La prima volta che la sentii fu al ritiro del Premio Chiara a Varese di Mario Rigoni Stern. Per l’occasione la provincia convocò un coro di montagna che cantò anche Joska la Rossa. Il grande Mario si alzò e si mise in piedi in mezzo a loro e cantò, commosso, mentre pianse (e con lui tutti i presenti) appena il corò intonò “Le voci di Nikolajewka” sempre di De Marzi, il cui testo riporta solo una parola “Nikolajewka” ricordando una sanguinosa e disperata battaglia degli alpini sul Don nel gennaio del ’43. [SM=x948590]



Ho presente il canto “Nikolajewka” è straziante [SM=x948586] !
edo aldo
00Thursday, January 18, 2007 5:49 PM
Ci siete riusciti !!! gli occhi sono venuti lucidi e la mente è ritornata al passato.

In tempo di guerra, proprio in Russia, mio padre c'era !!
Era marconista dislocato con una sezione di alpini, lui ha avuto la fortuna di poter ritornare anche se con dei postumi di congelamento ai piedi mentre mio zio (suo fratello) è rimasto disperso in quella terra.
Quanti racconti, quanti aneddoti, quanti ricordi.
Questa in particolare mi ha colpito molto appunto perchè mi ha fatto ritornatre in mente le ore passate ad ascoltare a bocca apertaa i racconti che mio padre mi faceva.
Grazie di cuore, anche se leggermente intristito, mi ha fatto un piacere dell'anima poter ritornare almeno per un attimo al passato.
Ciao a tutti.
Sittlieb
00Friday, January 19, 2007 1:10 PM
Re:

Scritto da: edo aldo 18/01/2007 17.49
Ci siete riusciti !!! gli occhi sono venuti lucidi e la mente è ritornata al passato.
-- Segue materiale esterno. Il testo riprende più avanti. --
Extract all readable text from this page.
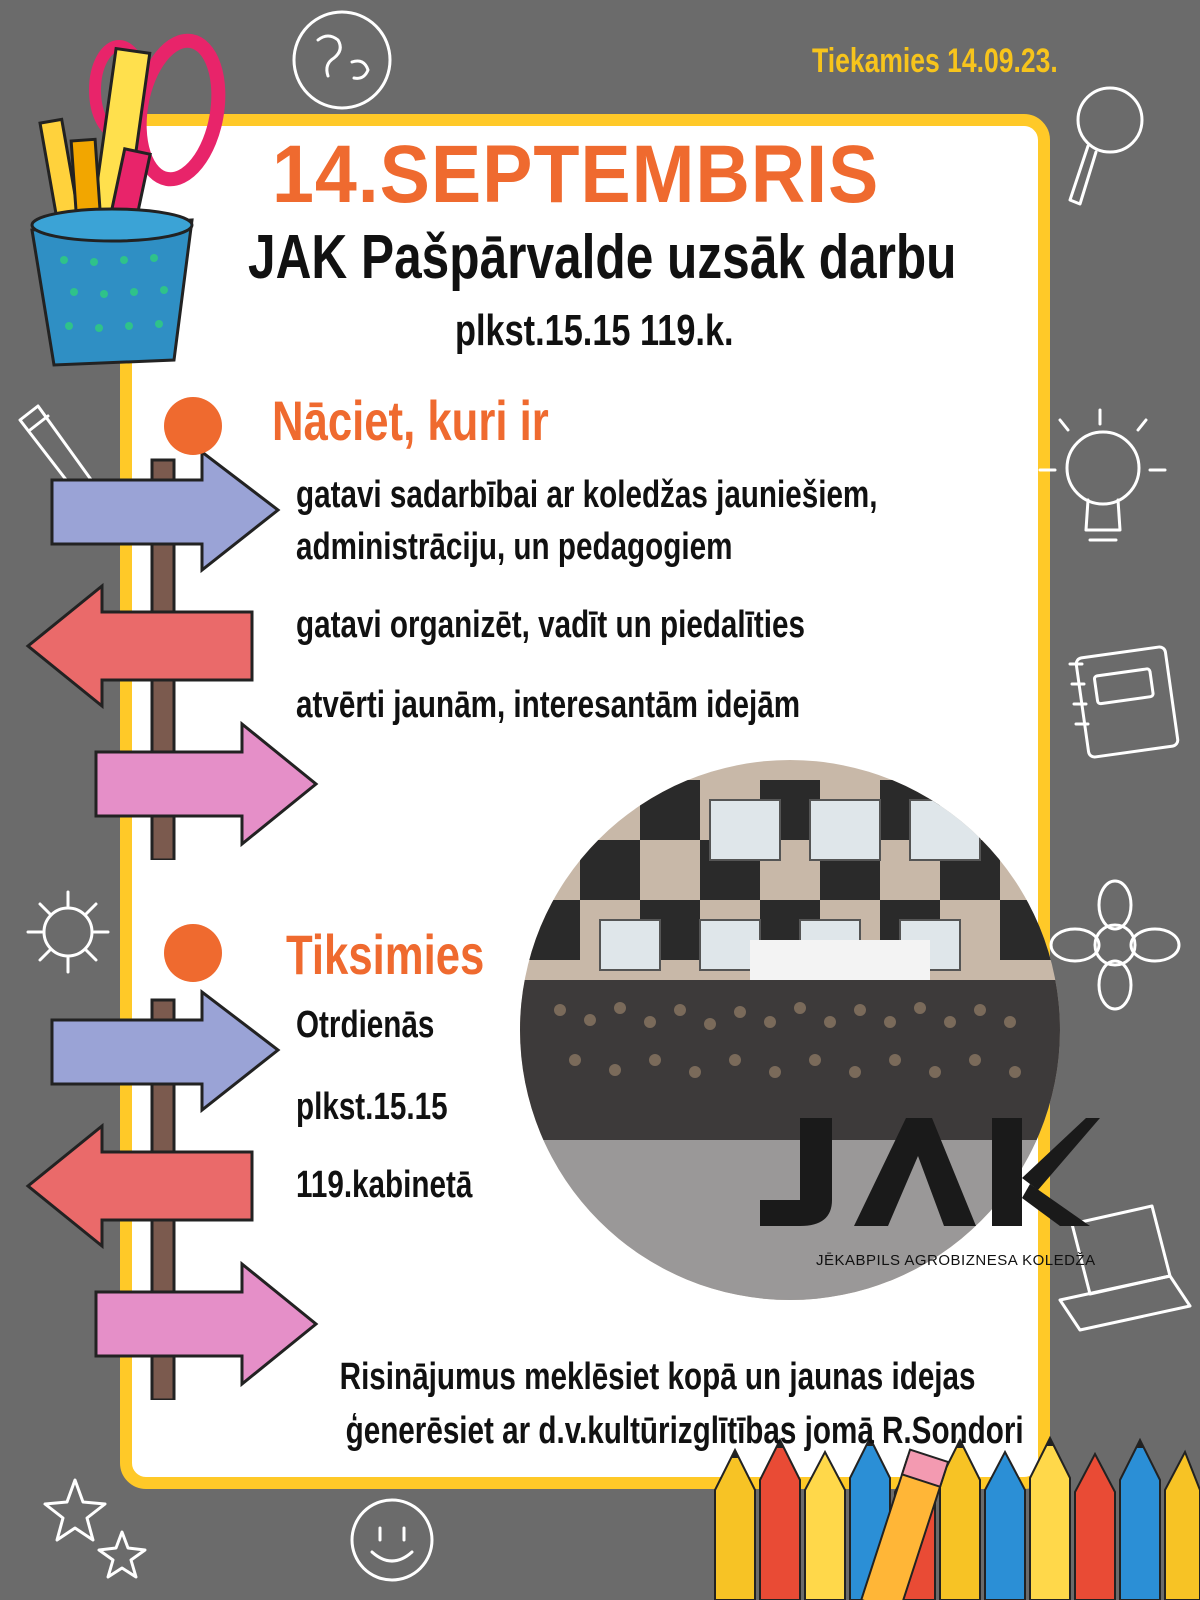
Tiekamies 14.09.23.
14.SEPTEMBRIS
JAK Pašpārvalde uzsāk darbu
plkst.15.15 119.k.
Nāciet, kuri ir
gatavi sadarbībai ar koledžas jauniešiem,
administrāciju, un pedagogiem
gatavi organizēt, vadīt un piedalīties
atvērti jaunām, interesantām idejām
Tiksimies
Otrdienās
plkst.15.15
119.kabinetā
JĒKABPILS AGROBIZNESA KOLEDŽA
Risinājumus meklēsiet kopā un jaunas idejas
ģenerēsiet ar d.v.kultūrizglītības jomā R.Sondori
In tempo di guerra, proprio in Russia, mio padre c'era !!
Era marconista dislocato con una sezione di alpini, lui ha avuto la fortuna di poter ritornare anche se con dei postumi di congelamento ai piedi mentre mio zio (suo fratello) è rimasto disperso in quella terra.
Quanti racconti, quanti aneddoti, quanti ricordi.
Questa in particolare mi ha colpito molto appunto perchè mi ha fatto ritornatre in mente le ore passate ad ascoltare a bocca apertaa i racconti che mio padre mi faceva.
Grazie di cuore, anche se leggermente intristito, mi ha fatto un piacere dell'anima poter ritornare almeno per un attimo al passato.
Ciao a tutti.



Edo, ti scoccierebbe raccontarci un pò delle storie che ti han raccontato? Potresti aprire un thread in questa sezione; a me farebbe un immenso piacere sentire questi racconti, vedi tu se è il caso di raccontarli (sempre se non son troppo personali eh!).
edo aldo
00Sunday, January 21, 2007 6:37 PM
Negativo !!!!!!!!!
L'unico problema stà nel mio tempo a disposizione che in questo periodo, visto che state ballando tutti (e non ditemi di no!!) ve ne siete ben accorti !!! [SM=x948600] [SM=x948600] [SM=x948600]

Certo, appena riesco qualche stralcio di racconto lo farò più che volentieri anche se parecchio tempo è passato e quindi la mia proverbiale lunga memoria qualc'osa ha perso per strada!!! [SM=x948595] [SM=x948595]

A presto, giurin giuretto, non è "parola da marinaio" !!!!